Para ratificar o conceito exemplar que se tem sobre Gabriel Porta, a testemunha relembrou a conversa que teve com Silvia Cartasso, ex-companheira do jovem sequestrado e desaparecido. Cartasso contou-lhe que semanas antes do desaparecimento se cruzou com ele na rua. Porta falou com ele sobre sua preocupação com os fundos estudantis e disse-lhe que algo precisava ser feito, “porque eles estavam levando tudo”. Outro processo, de 2 de outubro de 1976, abre com uma nota assinada por Porta, onde especifica os motivos pelos quais não iria entregar a mercadoria. Por esse motivo, recusou-se a assinar um cheque para transferir dinheiro do Centro Estudantil.
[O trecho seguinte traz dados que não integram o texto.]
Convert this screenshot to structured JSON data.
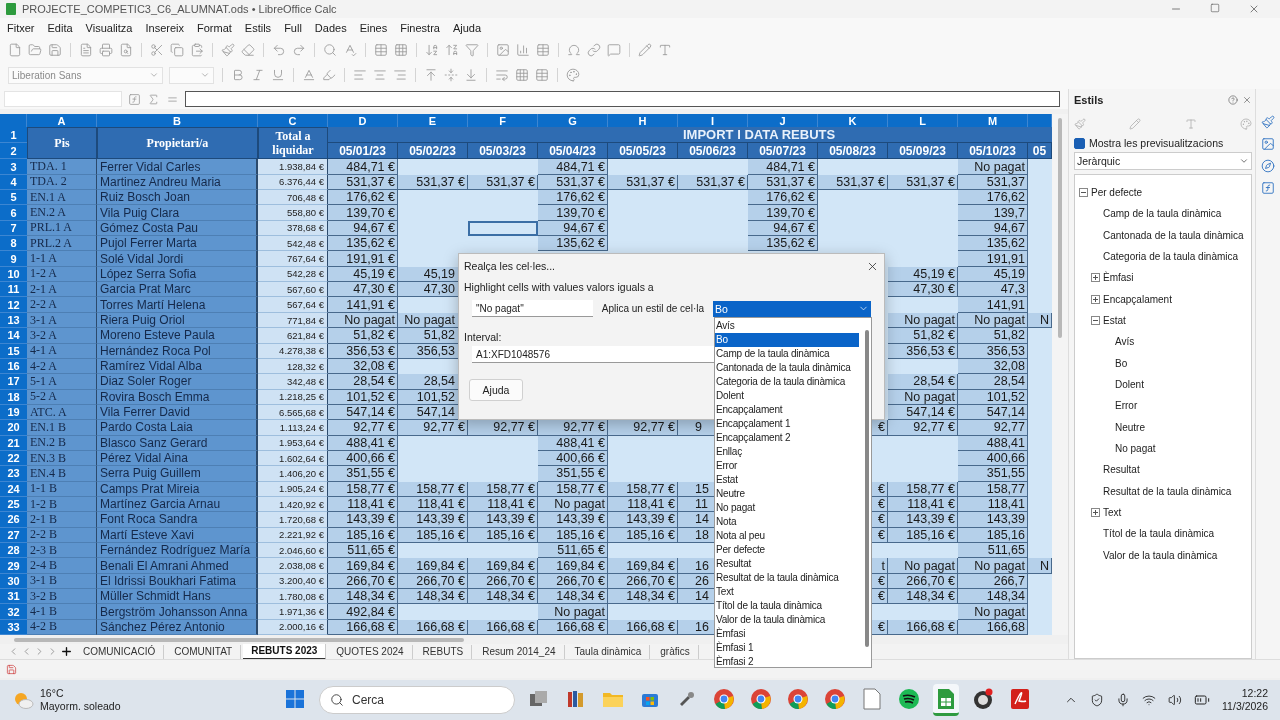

Em seguida, Rush disse que no âmbito das atividades de memória realizadas pela Comissão de Direitos Humanos, em 2022 foi realizado um talk-debate no qual participou o advogado Pablo Llonto, demandante do caso Puente 12 III. Llonto falou sobre sua experiência durante a cobertura jornalística do Julgamento das Juntas Militares em 1985.
“No final dessa palestra, uma pessoa chamada Eduardo Gardies, formado pela Faculdade e ex-colega de Gabriel, aproximou-se de mim e afirmou que esteve com Gabriel Porta na Garagem Azopardo (centro de tortura e extermínio que funcionou entre 1976 e 1977)”, afirmou Rush. A testemunha disse que esta conversa com Gardies foi “muito forte” para ele, tal como todas as referências sobre Porta que obteve em conversas com outros ex-colegas do desaparecido e cujos nomes disse não se lembrar.
Rush concluiu que todos que conheciam Porta concordavam que “ele desapareceu por defender os bens do Centro Estudantil e porque se recusou a entregá-los”. Além disso, afirmou ter tido contato com Cecilia Carabajal, pessoa próxima da família de Porta, que lhe deu informações sobre como foram os últimos dias de Gabriel, antes de seu desaparecimento.